Miss Anning ostenta uma tranquilidade madura e, à maneira de Mrs. Dalloway, experimenta um sentimento conciliatório pequeno-burguês: ela se embebe na complacência de considerar “que havia algo reunido ali, um punhado de milagres”. Quando Mr. Serle julga que o seu conhecimento da Cantuária tinha sido superficial e turístico, ela quase se cala. Depois, porém, luta contra o comodismo e decide esclarecer àquele homem o que realmente aconteceu: ela adorou a Cantuária. Com tal revelação, tudo muda:
Os olhos dos dois se encontraram; ou melhor, colidiram, pois cada qual sentiu que, por trás dos olhos, o ser recluso, que se esconde na escuridão enquanto seu colega ágil e superficial cuida de fazer acrobacias e de sobressair para o espetáculo continuar, subitamente se levantou, atirou longe o manto e confrontou o outro. Foi alarmante; foi terrível.

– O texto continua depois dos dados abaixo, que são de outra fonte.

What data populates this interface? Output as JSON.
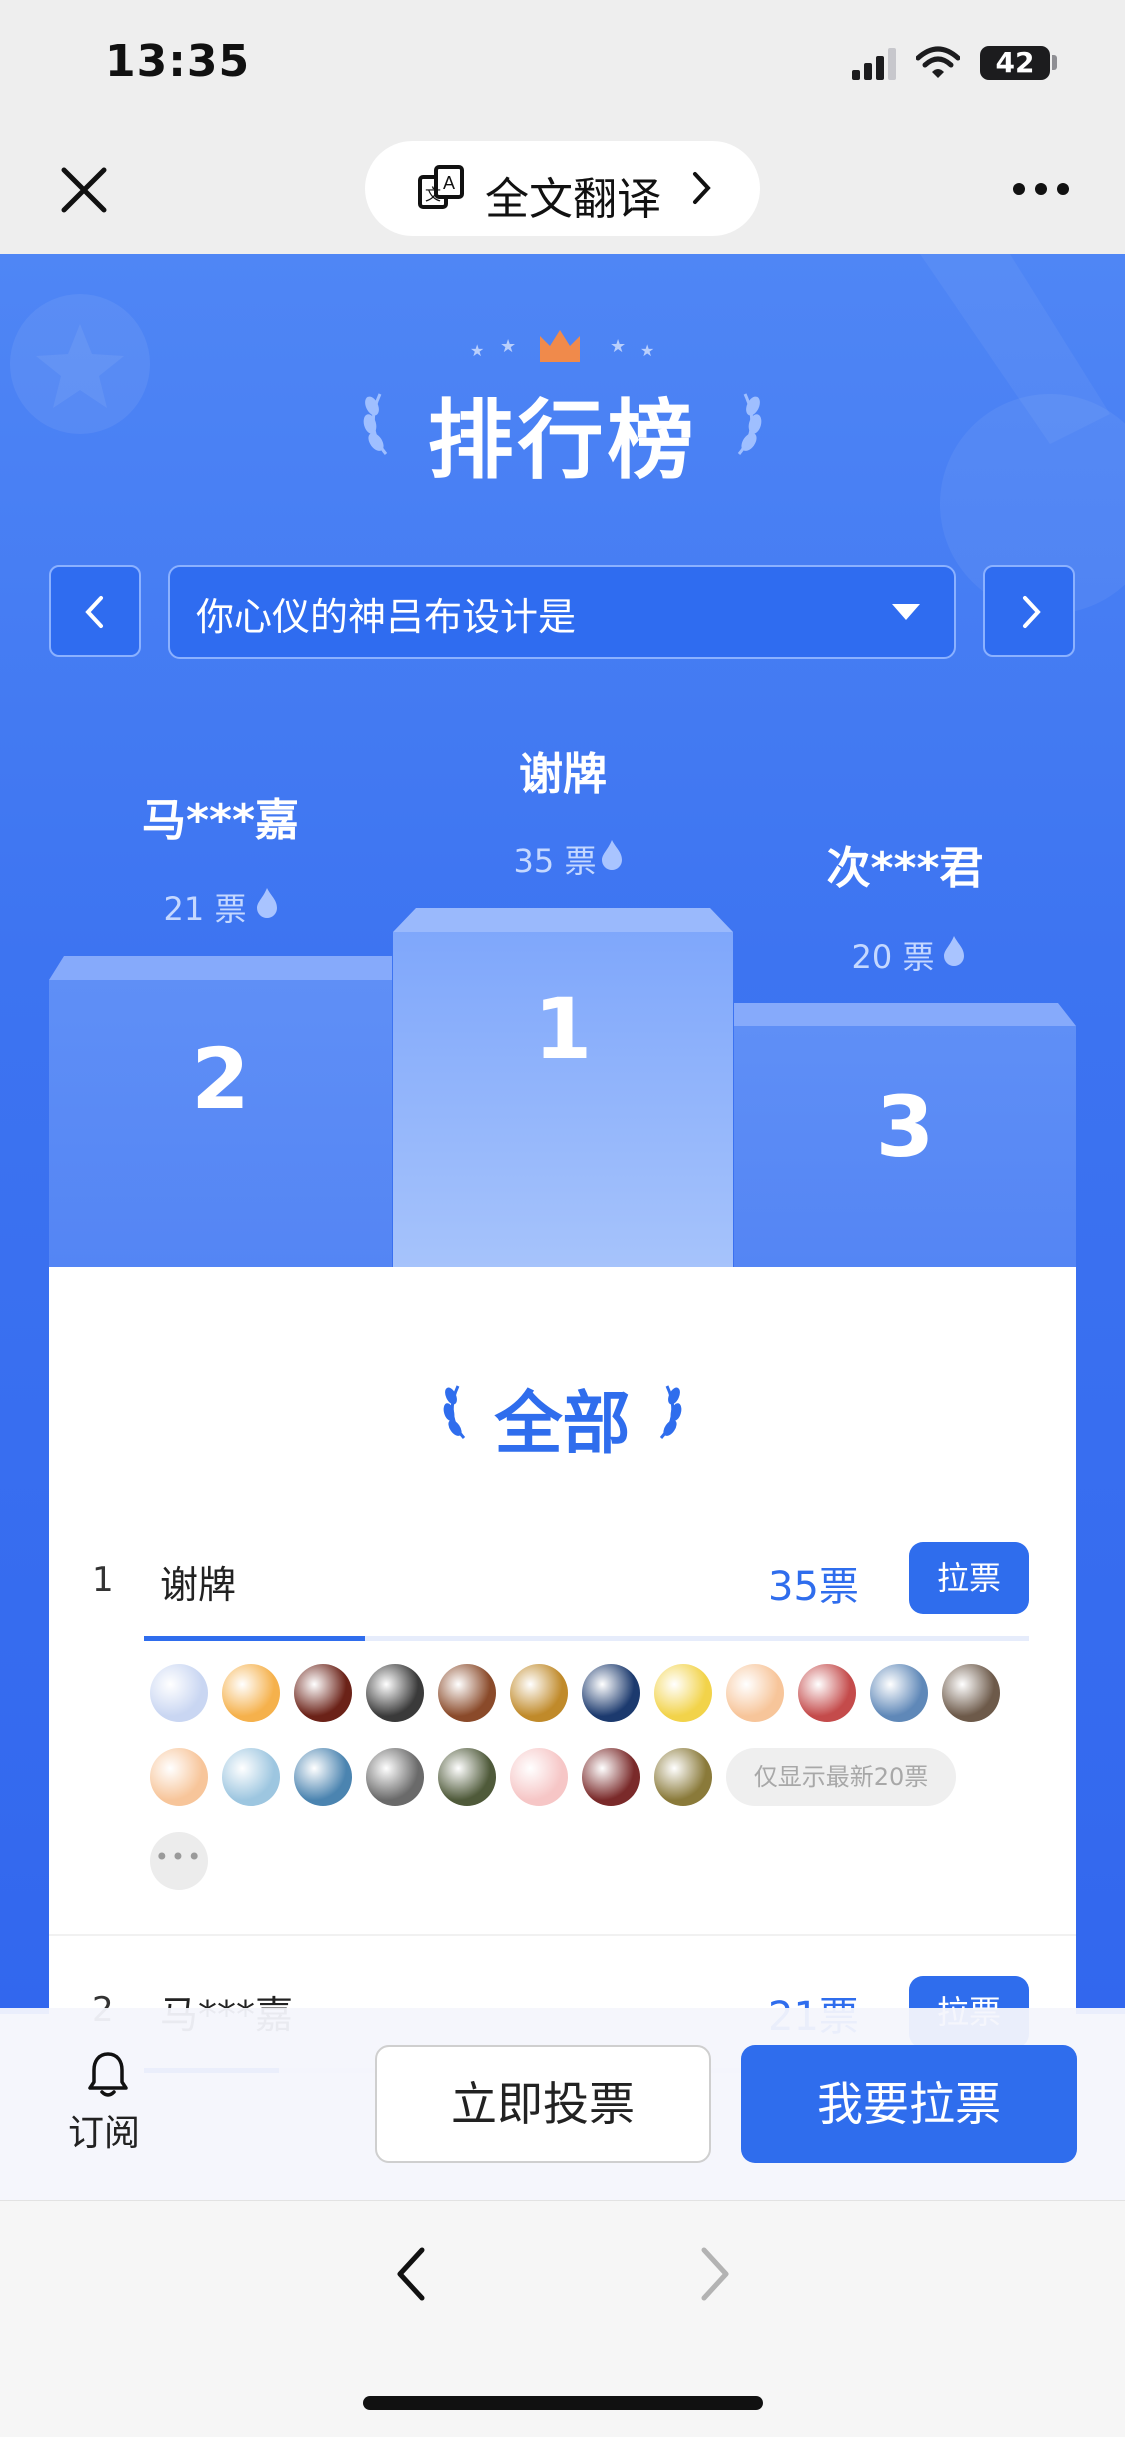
{
  "status_bar": {
    "time": "13:35",
    "battery": "42"
  },
  "nav_bar": {
    "translate_label": "全文翻译"
  },
  "page": {
    "title": "排行榜"
  },
  "question_select": {
    "value": "你心仪的神吕布设计是"
  },
  "podium": [
    {
      "rank": "2",
      "name": "马***嘉",
      "votes": "21 票"
    },
    {
      "rank": "1",
      "name": "谢牌",
      "votes": "35 票"
    },
    {
      "rank": "3",
      "name": "次***君",
      "votes": "20 票"
    }
  ],
  "section": {
    "title": "全部"
  },
  "ranking": [
    {
      "rank": "1",
      "name": "谢牌",
      "votes": "35票",
      "button": "拉票",
      "progress": 0.25
    },
    {
      "rank": "2",
      "name": "马***嘉",
      "votes": "21票",
      "button": "拉票"
    }
  ],
  "voters": {
    "note": "仅显示最新20票",
    "more": "•••"
  },
  "action_bar": {
    "subscribe_label": "订阅",
    "vote_now_label": "立即投票",
    "canvass_label": "我要拉票"
  },
  "colors": {
    "primary": "#2f6ded",
    "hero_bg": "#3d74f1",
    "podium_gold": "#f08a4b"
  },
  "icons": [
    "close-icon",
    "translate-icon",
    "chevron-right-icon",
    "more-icon",
    "crown-icon",
    "laurel-icon",
    "chevron-left-icon",
    "dropdown-arrow-icon",
    "flame-icon",
    "bell-icon",
    "back-arrow-icon",
    "forward-arrow-icon"
  ]
}
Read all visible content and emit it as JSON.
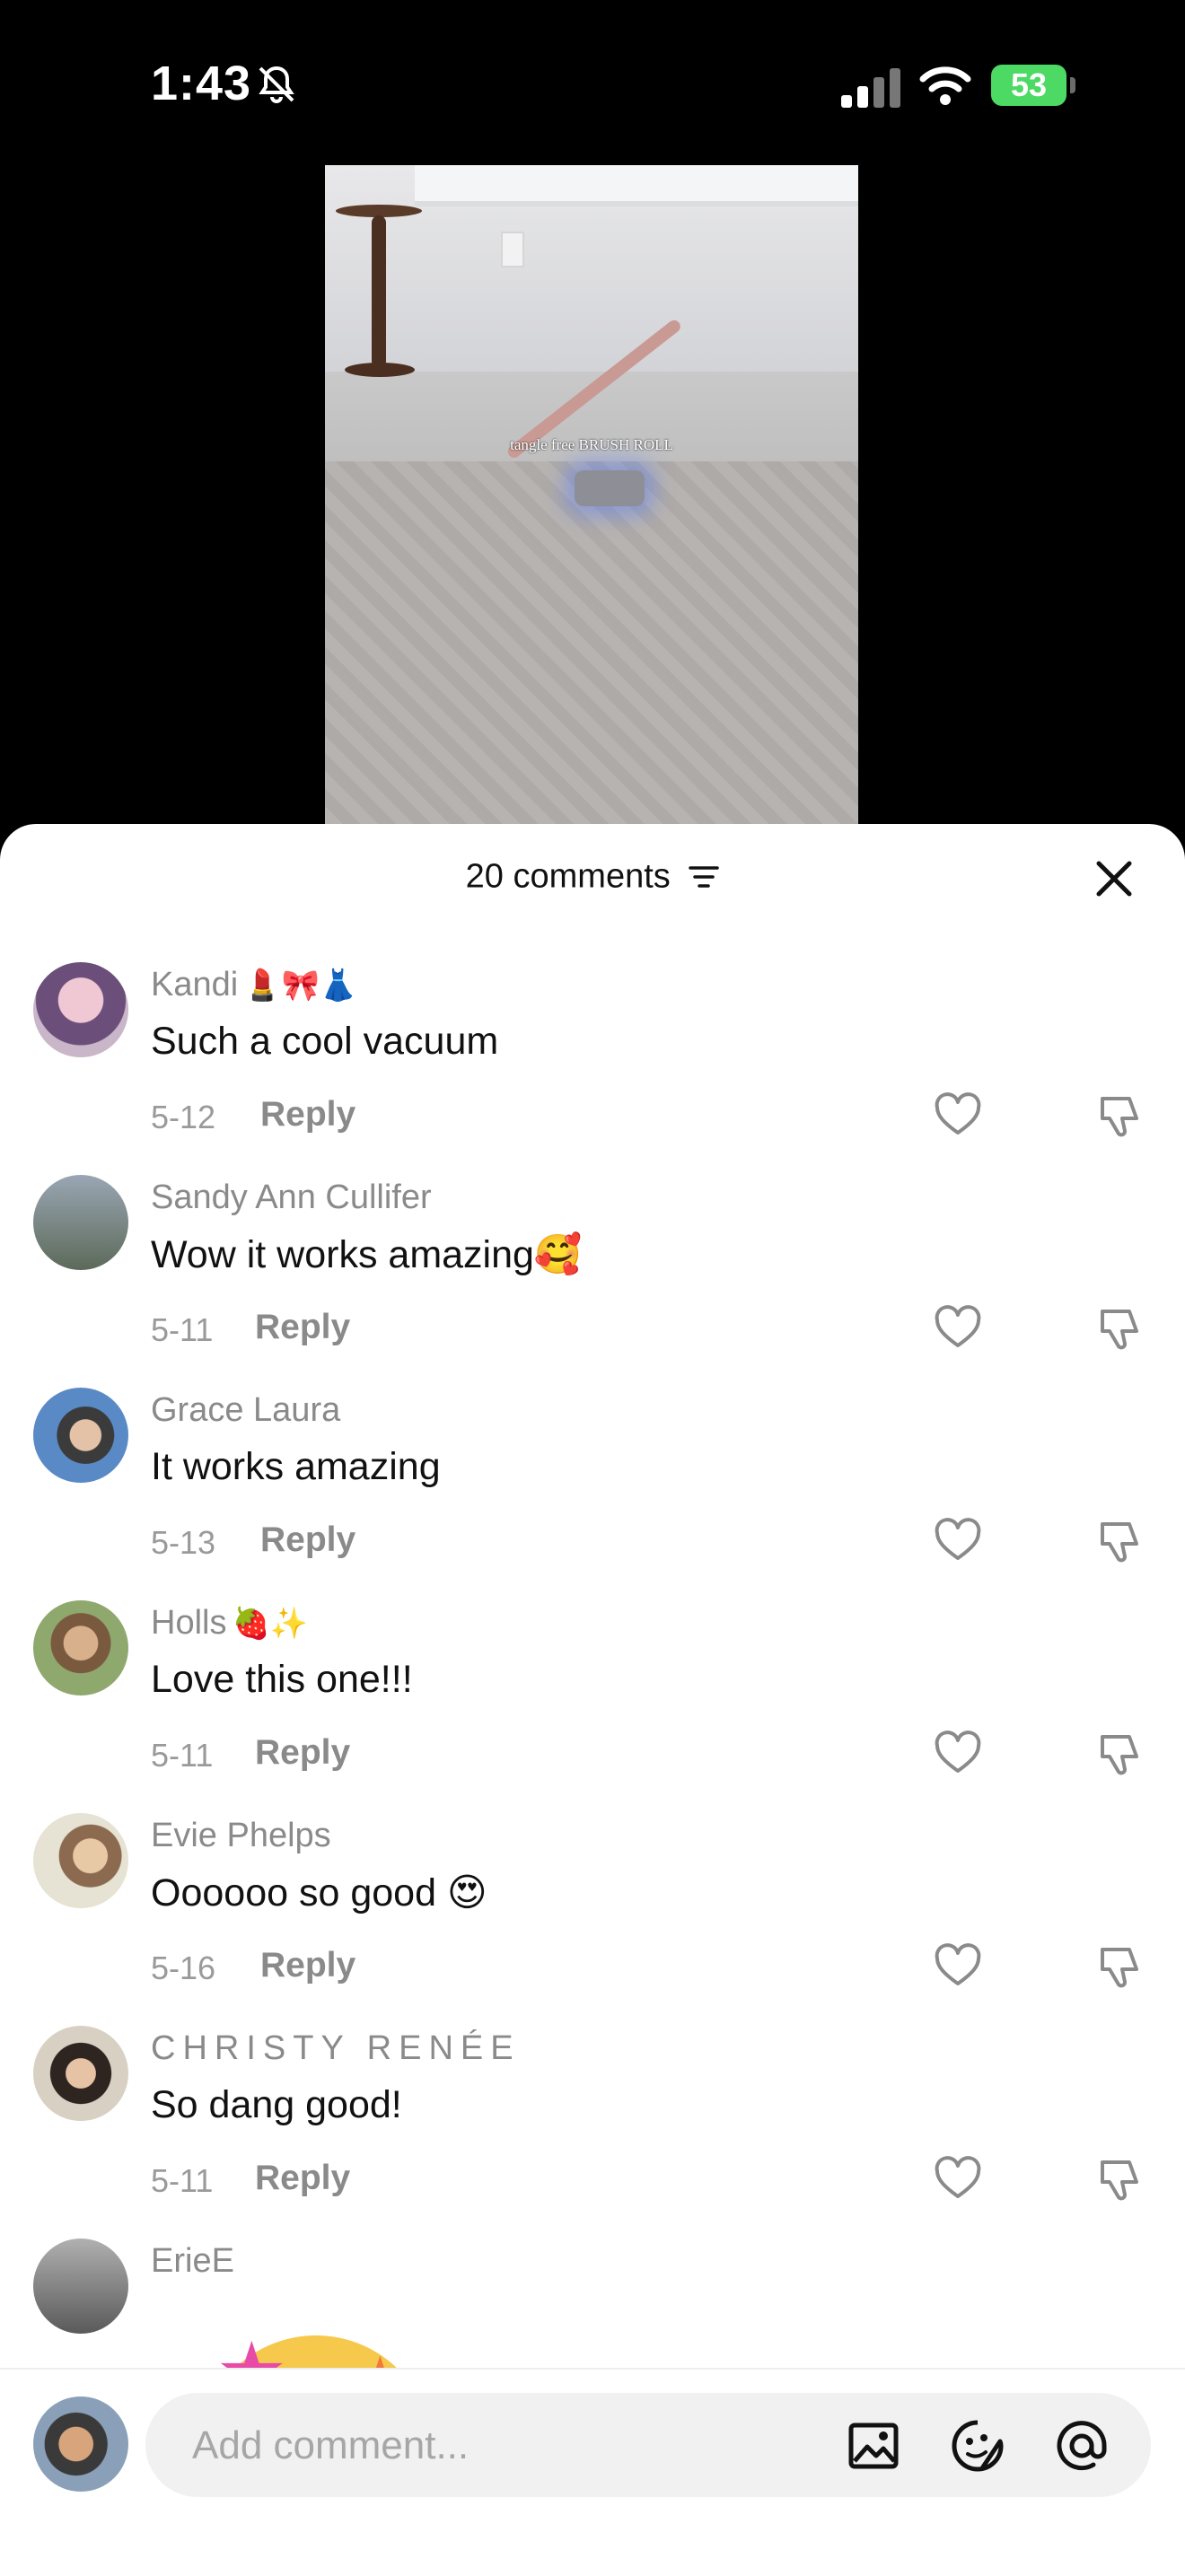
{
  "status_bar": {
    "time": "1:43",
    "battery": "53"
  },
  "video": {
    "caption": "tangle free BRUSH ROLL"
  },
  "sheet": {
    "count_label": "20 comments"
  },
  "comments": [
    {
      "user": "Kandi",
      "emoji": "💄🎀👗",
      "text": "Such a cool vacuum",
      "date": "5-12",
      "reply": "Reply"
    },
    {
      "user": "Sandy Ann Cullifer",
      "emoji": "",
      "text": "Wow it works amazing🥰",
      "date": "5-11",
      "reply": "Reply"
    },
    {
      "user": "Grace Laura",
      "emoji": "",
      "text": "It works amazing",
      "date": "5-13",
      "reply": "Reply"
    },
    {
      "user": "Holls",
      "emoji": "🍓✨",
      "text": "Love this one!!!",
      "date": "5-11",
      "reply": "Reply"
    },
    {
      "user": "Evie Phelps",
      "emoji": "",
      "text": "Oooooo so good 😍",
      "date": "5-16",
      "reply": "Reply"
    },
    {
      "user": "CHRISTY RENÉE",
      "emoji": "",
      "text": "So dang good!",
      "date": "5-11",
      "reply": "Reply"
    },
    {
      "user": "ErieE",
      "emoji": "",
      "text": "",
      "date": "",
      "reply": ""
    }
  ],
  "composer": {
    "placeholder": "Add comment..."
  },
  "colors": {
    "battery": "#4cd964",
    "text_primary": "#111111",
    "text_secondary": "#8a8a8a"
  }
}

O contato com “o antigo êxtase da vida” desestabiliza aquelas pessoas, que ao longo das décadas frequentando a sociedade “tinham sido polidos até adquirir uma luminosa suavidade”. E, diante da súbita partilha, já não havia como recuperar uma conversação supérflua: “— A Cantuária vinte anos atrás — disse Miss Anning, como alguém que tapa uma luz intensa, ou cobre um pêssego chamejante com uma folha verde, por ser tão intenso, tão maduro, tão pleno”.
Mas a epifania não pode durar. Cai sobre ambos “um vazio paralisante de sentimentos”; eles deixam de fingir, falar. O desfecho traz a interrupção da experiência, rompida pela presença de alguém que surge: “E eles então puderam se separar”, diz Woolf, como se narrasse o final de uma lenda. A leitura nos deixa como Lily, numa “estranhíssima mistura de animação e medo, de vontade de não ser incomodada e ânsia de ser arrastada e atirada nas profundezas ferventes”.